World Comic Book Review

19th March 2024

Shake the Lake #1 (Review)

Shake the Lake #1
North Air Entertainment and Elevated
Writer: Zach Block

“Dude, I know you need college money but you gotta unwind. No goals. I’ve got it under control. Always do. I need to hear you say that.”

“Shake the Lake” #1 is an enigma. On the face of it this is a coming of age story based in Lake Shasta in California, whereby a group of male friends in their late teens spend all of their spare time wake boarding and partying. The crew bounce on trampolines indoors with wakeboards strapped to their feet and thereby break the ceiling fan in their rental house. They drink to excess and make monumental beer can pyramids. “There’s a naked man in a tubie and a spray painted goat in the front yard!” yells Akbar the landlord as he evicts his youthful tenants. It is the essence of the college frat house motion picture “National Lampoon’s Animal House”, but set in 2016 instead of 1962.

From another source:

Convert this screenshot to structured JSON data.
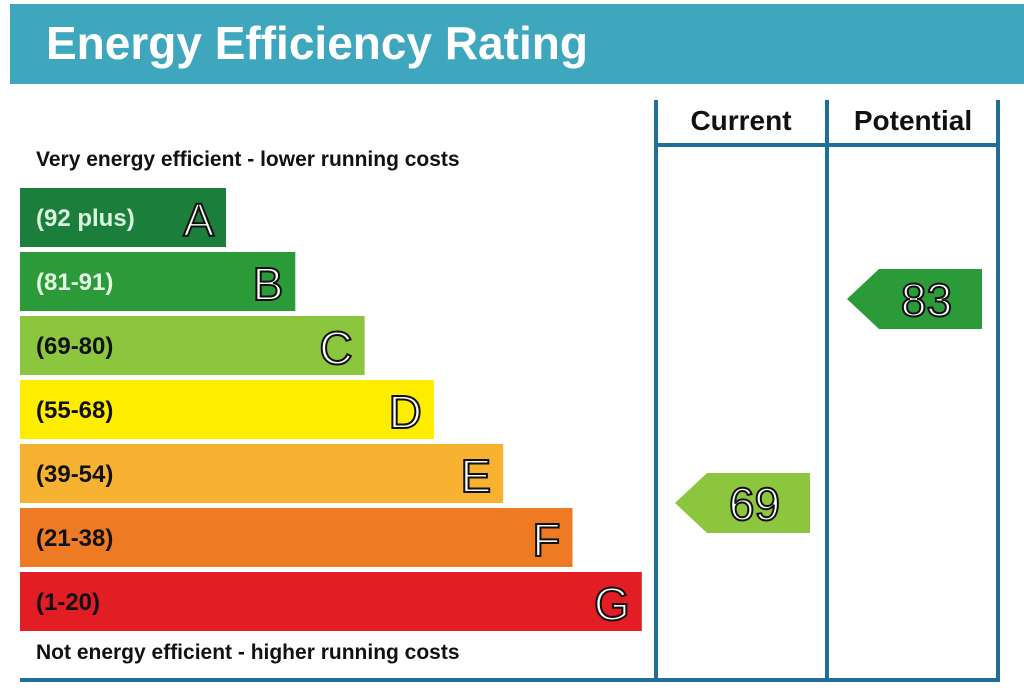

The teens have no aspirations in life save for Joe, who is a server in a fast food outlet and cleans up vomit in the toilets while trying to make manager. His goal is to get together enough money to get a degree. The main protagonist, Cal, has a girlfriend, Keeley. When Cal discovers his Keeley’s gym buddy Guy sucking vodka jellies from Keeley’s navel, Cal is blindsided. The team decide to get out of town.

This involves a road trip to Arizona to stay with a relative and his once-nerdy, now-underdressed-and-attractive cousin Nika. Nika is aware of her sexuality and doesn’t seem bothered by the low-key fluster that it causes her cousin.

The story seems to be almost autobiographical. It also seems to be without a discernible plot. The gang of friends drift about with the only navigational point being Cal’s mother’s enlightened encouragement that Cal should go find himself. The issue is primarily concerned with parties, looking at girls in bikinis, wakeboarding and being without purpose.

Perhaps the writer, Zach Block, did not intend for the issue to have any deeper point than that. But simmering beneath the lake, as the boys carve up the water, are the tensions of the transition to adulthood. When does youth end? In many ways this first issue seems to be the closing chapter of the group’s carefree days, the last hurrah before they go back to mopping bathroom floors or working with their dads in weeding businesses. Cal loses his girlfriend in a thoroughly brutal way. Is this a harbinger for the harshness that life will bring to the friends going forward? In “Howard Chaykin’s Amerikan Flagg!”, published by First Comics in 1988-9, the title character Reuben Flagg’s adventures and numerous sexual exploits end with his marriage – and there is at the very end a one page, wordless drawing of Flagg in a vision from his future, turned overweight and scrubbing filth from dishes in a foamy sink, being screamed at by his now-frumpy wife while his out-of-control children cause havoc around him. Should we instead of scorning the excesses and silly exploits of the characters in “Shake the Lake” wish them the best in the final sunny days before arrival of the dour and sensible clouds of adulthood? Is that the point of the story? We are still scratching our heads and trying to divine where this title is going.

There are some funny moments in the story. Cal’s mother fondly asks after Keeley, and when Cal says that Keeley has dumped him, Cal’s mother flippantly notes that she never liked Keeley anyway. The expression on Cal’s face is priceless, and the scenario is one to which many can relate.

But the intrigue of this issue is whether Mr Block is pointlessly engaging in the equivalent of a mindless video recording of a teen summer, or whether there is something much deeper at play here which is barely perceptible beneath the sunny surface. If it is the latter, then Mr Block has a deft touch, and a future as a talented writer.